Or le pire n’est pas de se tromper ; c’est de prétendre ensuite avoir eu raison pendant 25 ans.

En résumé : celui qui pensait, en 1921, que l’IC était l’Internationale du prolétariat ; celui-là se trompait mais il avait des excuses. Celui qui continuait à le penser en 1927 ou en 1932 n’avait plus d’excuse. Et celui qui pense, en 1946, que l’IC était, en 1932, l’Internationale du prolétariat - quelle excuse pourrions-nous lui trouver ?

Et qu’on ne nous dise pas qu’il s’agit là de questions "historiques". Ce seraient des questions historiques si les erreurs provenaient de l’ignorance des faits. Mais ce n’est pas le cas : les faits sont assez connus ; l’interprétation est différente.
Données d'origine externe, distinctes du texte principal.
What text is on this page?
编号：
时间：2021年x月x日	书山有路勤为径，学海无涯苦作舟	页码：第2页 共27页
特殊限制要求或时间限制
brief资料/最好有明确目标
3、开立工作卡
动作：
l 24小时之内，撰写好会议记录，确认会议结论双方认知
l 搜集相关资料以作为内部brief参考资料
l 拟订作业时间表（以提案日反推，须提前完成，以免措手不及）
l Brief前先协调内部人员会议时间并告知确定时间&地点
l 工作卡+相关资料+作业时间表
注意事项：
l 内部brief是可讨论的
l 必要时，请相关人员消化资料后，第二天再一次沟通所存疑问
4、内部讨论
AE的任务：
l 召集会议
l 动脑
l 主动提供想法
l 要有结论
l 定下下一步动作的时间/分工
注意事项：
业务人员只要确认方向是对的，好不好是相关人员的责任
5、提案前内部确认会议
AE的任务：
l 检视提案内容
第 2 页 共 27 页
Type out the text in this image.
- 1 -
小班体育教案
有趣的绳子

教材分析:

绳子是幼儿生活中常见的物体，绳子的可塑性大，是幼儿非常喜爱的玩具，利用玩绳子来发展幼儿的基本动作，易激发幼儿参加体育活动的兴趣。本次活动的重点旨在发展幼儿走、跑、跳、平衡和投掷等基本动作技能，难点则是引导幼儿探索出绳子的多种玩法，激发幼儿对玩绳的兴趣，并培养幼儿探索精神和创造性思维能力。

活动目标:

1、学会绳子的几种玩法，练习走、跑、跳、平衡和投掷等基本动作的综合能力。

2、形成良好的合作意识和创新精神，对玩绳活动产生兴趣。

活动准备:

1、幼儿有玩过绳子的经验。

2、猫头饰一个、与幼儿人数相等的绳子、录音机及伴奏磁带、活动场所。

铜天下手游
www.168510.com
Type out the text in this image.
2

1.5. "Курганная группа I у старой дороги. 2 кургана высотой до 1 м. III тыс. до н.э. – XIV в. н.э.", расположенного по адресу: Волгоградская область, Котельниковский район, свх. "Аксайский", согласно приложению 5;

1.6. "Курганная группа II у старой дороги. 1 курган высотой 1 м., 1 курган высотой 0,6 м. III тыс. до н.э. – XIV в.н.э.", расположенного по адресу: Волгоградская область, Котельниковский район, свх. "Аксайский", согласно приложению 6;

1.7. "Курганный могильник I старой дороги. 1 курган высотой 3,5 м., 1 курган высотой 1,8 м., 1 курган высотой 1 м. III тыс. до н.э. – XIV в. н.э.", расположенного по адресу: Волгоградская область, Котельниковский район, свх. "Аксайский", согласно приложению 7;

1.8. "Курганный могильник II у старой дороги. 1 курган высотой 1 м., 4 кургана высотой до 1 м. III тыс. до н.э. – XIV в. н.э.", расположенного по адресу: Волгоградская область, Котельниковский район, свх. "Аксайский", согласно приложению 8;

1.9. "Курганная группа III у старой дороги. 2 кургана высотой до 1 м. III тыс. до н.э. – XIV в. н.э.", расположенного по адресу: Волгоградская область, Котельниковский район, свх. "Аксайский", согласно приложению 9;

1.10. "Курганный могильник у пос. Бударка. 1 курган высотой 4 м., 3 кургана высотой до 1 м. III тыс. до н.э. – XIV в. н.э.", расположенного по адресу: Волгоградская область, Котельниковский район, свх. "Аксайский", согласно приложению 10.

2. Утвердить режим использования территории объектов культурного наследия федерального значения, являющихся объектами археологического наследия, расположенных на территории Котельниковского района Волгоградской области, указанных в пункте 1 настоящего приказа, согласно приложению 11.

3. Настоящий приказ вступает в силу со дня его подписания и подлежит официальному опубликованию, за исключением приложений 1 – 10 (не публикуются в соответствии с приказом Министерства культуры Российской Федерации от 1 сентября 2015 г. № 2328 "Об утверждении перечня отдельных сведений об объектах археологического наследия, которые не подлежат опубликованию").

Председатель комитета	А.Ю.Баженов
La différence d’appréciation "historique" signifie en particulier que, dans une situation analogue, la GCI est prête à refaire ce qu’elle a fait de 1921 à 1935. elle signifie en général des principes d’appréciation entièrement différent quant à sa façon de juger la nature (prolétarienne ou non) de tel ou tel régime social.

Quant à vous, Fraction Belge, nous vous reprochons évidemment pas un lien quelconque avec le PCB. Nous vous reprochons votre solidarité avec l’ensemble de la GCI quant aux principes d’appréciation généraux et quant à leur application "historique", dans la mesure où cette solidarité existe. Mais vous ne pouvez pas à la fois vous réclamer de la Ligue qui, en 1931, s’orientait vers la formation de nouveaux partis, et de la FI qui, à cette même époque, voulait redresser l’IC. Il vous faut choisir ou l’une ou l’autre ou bien condamner les deux positions. Pour notre part nous estimons, avec vous, que la formation de nouveaux partis ne sera possible que lors de la montée révolutionnaire et à la suite d’un travail de préparation surtout idéologique. Mais nous estimons que ce travail de préparation idéologique ne peut se faire que par la rupture nette politique et organisationnelle avec tout parti ou courant opportuniste ou centriste. Rupture avec l’ancien parti et formation de nouveaux partis sont deux choses tout à fait différente et qui ne peuvent être séparées par des années ou des décades.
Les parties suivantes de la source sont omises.